This probably isn’t one of Howard’s better known horror stories, and I think in part it’s because it wasn’t published in Weird Tales or any of the other pulps his supernatural tales appeared in. It was published as “The Apparition in the Prize Ring” in the April 1929 issue of the short-lived Ghost Stories.
One of Howard’s life long passions was boxing. He wrote serious and humorous boxing stories, and even in this case, a supernatural boxing story. The Robert E. Howard Foundation Press is currently in the process of publishing Howard’s complete boxing stories in 4 volumes.
This isn’t a particularly scary story, but the ghost angle is central to it. It’s narrated by the manager of boxer Ace Jessel. Jessel is an up and coming fighter, but he doesn’t have the killer instinct to be a great boxer. This is one of Howard’s stories where race is a factor. Jessel is black, as are Tom Molyneaux, the boxer from the previous century he worships, and Mankiller Gomez, the boxer he fights.
There is a clear contrast between the wild Senegalese Gomez (named after the Mexican promoter who first brought him to the ring) and the civilized Jessel. In fact the only use of the N-word is by Jessel in reference to Gomez. To say that Howard engages in the racial stereotypes of his day is to oversimplify his portrayal of race in this work.

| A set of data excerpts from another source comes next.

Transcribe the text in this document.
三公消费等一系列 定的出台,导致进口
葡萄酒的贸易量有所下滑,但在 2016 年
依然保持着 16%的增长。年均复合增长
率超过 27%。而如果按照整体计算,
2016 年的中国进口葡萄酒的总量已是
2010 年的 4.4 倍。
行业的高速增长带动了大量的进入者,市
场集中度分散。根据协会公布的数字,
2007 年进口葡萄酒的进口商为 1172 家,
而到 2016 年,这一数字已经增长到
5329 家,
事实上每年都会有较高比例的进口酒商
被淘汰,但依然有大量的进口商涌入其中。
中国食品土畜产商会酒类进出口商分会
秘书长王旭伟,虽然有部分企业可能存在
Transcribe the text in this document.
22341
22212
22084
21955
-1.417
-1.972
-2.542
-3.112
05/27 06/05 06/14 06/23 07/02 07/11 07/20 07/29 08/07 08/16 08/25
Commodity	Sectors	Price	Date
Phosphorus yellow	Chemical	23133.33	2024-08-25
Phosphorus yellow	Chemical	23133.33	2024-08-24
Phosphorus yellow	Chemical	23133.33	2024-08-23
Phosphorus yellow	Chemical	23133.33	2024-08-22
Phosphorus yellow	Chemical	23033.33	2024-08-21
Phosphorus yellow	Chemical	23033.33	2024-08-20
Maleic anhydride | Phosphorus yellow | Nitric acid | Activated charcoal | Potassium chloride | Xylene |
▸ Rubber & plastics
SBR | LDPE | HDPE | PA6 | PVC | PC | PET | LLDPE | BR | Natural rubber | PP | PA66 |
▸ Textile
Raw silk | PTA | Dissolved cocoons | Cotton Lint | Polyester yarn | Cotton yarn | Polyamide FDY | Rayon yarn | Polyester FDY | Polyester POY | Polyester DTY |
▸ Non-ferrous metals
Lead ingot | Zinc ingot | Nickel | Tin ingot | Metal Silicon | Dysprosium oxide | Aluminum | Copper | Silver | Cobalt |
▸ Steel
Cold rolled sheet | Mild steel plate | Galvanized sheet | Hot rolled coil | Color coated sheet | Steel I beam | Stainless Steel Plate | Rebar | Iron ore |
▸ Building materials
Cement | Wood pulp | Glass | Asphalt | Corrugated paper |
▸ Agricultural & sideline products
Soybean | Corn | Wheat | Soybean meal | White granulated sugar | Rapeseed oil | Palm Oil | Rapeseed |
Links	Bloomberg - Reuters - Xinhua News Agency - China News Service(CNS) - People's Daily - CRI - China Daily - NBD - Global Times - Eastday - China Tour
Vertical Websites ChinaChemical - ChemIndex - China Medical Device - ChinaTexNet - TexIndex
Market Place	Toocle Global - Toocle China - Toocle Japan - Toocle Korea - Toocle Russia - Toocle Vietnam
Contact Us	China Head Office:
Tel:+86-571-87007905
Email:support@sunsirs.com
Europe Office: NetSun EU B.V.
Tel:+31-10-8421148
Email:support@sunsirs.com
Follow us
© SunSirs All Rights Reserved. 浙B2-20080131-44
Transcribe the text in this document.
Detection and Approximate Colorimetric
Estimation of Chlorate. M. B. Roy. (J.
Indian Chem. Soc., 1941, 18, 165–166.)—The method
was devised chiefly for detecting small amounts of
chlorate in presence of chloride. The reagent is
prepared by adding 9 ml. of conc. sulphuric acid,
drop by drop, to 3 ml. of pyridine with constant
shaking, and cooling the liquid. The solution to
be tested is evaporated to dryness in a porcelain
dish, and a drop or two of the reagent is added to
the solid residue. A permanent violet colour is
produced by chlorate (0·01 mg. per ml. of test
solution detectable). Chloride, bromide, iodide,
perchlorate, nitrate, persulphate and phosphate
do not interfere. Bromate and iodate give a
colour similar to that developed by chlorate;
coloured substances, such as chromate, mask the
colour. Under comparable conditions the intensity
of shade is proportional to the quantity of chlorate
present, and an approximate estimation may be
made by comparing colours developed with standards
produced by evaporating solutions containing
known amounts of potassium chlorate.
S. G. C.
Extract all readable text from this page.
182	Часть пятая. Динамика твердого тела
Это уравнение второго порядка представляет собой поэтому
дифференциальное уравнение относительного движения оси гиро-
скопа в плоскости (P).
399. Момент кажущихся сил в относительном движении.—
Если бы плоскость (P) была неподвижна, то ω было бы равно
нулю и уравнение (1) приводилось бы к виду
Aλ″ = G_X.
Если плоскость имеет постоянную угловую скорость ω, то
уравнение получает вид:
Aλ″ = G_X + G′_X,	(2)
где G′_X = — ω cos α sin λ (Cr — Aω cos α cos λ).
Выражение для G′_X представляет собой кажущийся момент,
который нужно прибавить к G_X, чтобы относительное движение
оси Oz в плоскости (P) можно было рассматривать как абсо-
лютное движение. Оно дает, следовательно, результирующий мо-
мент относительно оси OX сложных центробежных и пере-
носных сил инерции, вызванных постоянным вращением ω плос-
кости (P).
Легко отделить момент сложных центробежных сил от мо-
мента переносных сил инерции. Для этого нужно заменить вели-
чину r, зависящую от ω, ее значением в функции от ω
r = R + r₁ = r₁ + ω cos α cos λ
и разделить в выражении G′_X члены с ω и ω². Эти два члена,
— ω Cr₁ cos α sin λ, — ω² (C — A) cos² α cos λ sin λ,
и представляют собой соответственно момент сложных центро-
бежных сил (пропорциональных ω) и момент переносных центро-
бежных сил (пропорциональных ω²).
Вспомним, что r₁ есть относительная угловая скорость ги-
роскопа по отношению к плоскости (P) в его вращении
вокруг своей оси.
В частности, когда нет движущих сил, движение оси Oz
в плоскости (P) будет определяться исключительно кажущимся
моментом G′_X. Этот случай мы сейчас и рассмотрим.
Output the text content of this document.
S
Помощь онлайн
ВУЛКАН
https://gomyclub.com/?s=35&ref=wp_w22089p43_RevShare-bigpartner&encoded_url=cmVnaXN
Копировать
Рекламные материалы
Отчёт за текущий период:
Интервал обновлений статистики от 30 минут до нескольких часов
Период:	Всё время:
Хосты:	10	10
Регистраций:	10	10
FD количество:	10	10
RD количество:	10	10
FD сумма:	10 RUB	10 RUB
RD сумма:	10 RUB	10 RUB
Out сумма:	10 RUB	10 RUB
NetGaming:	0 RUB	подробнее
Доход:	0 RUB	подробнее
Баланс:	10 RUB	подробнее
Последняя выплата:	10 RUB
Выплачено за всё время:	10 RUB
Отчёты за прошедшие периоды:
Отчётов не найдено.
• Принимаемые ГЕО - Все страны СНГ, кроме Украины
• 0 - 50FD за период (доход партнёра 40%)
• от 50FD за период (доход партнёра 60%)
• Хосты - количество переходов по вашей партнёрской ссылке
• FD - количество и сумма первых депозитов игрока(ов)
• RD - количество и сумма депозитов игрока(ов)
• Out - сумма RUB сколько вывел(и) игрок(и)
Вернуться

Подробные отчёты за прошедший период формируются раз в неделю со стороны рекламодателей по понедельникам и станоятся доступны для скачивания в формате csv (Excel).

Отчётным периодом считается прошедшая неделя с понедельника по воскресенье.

Jessel is slated to fight the heavyweight champ when Gomez comes on the scene and takes the title. Soon everyone is trying to get the two men in the ring. Eventually it happens, even though it’s intuitively obvious even to the most casual observer that Jessel doesn’t stand a chance.
Jessel has a life size painting of Molyneaux. The manager comes across Jessel standing before it and asking Molyneaux for help in the upcoming fight. So unbeknownst to Jessel, he takes the painting to the fight. When Jessel is about to go down for the count, he holds it up where Jessel can see it. The painting shakes, and a cold wind blows through the arena, and especially in the ring. Jessel gets up and whips Gomez, winning the title. Only the ref, Jessel, and the manager can see Molyneaux’s ghost.
I know I’ve made the ghost aspect seem trivial and have brushed off the boxing, but I can’t do this story justice in a description. Howard is at the top of his game as he describes the boxing match. The thunder and conflict we see in Howard’s sword and sorcery are all on display. There aren’t a lot of scares in this one, but that’s not the point. The ghost is just the McGuffin that propels the boxing story. This is a different side of Howard many fans haven’t seen. If you’re not familiar with Howard’s boxing stories, this is a good place to start.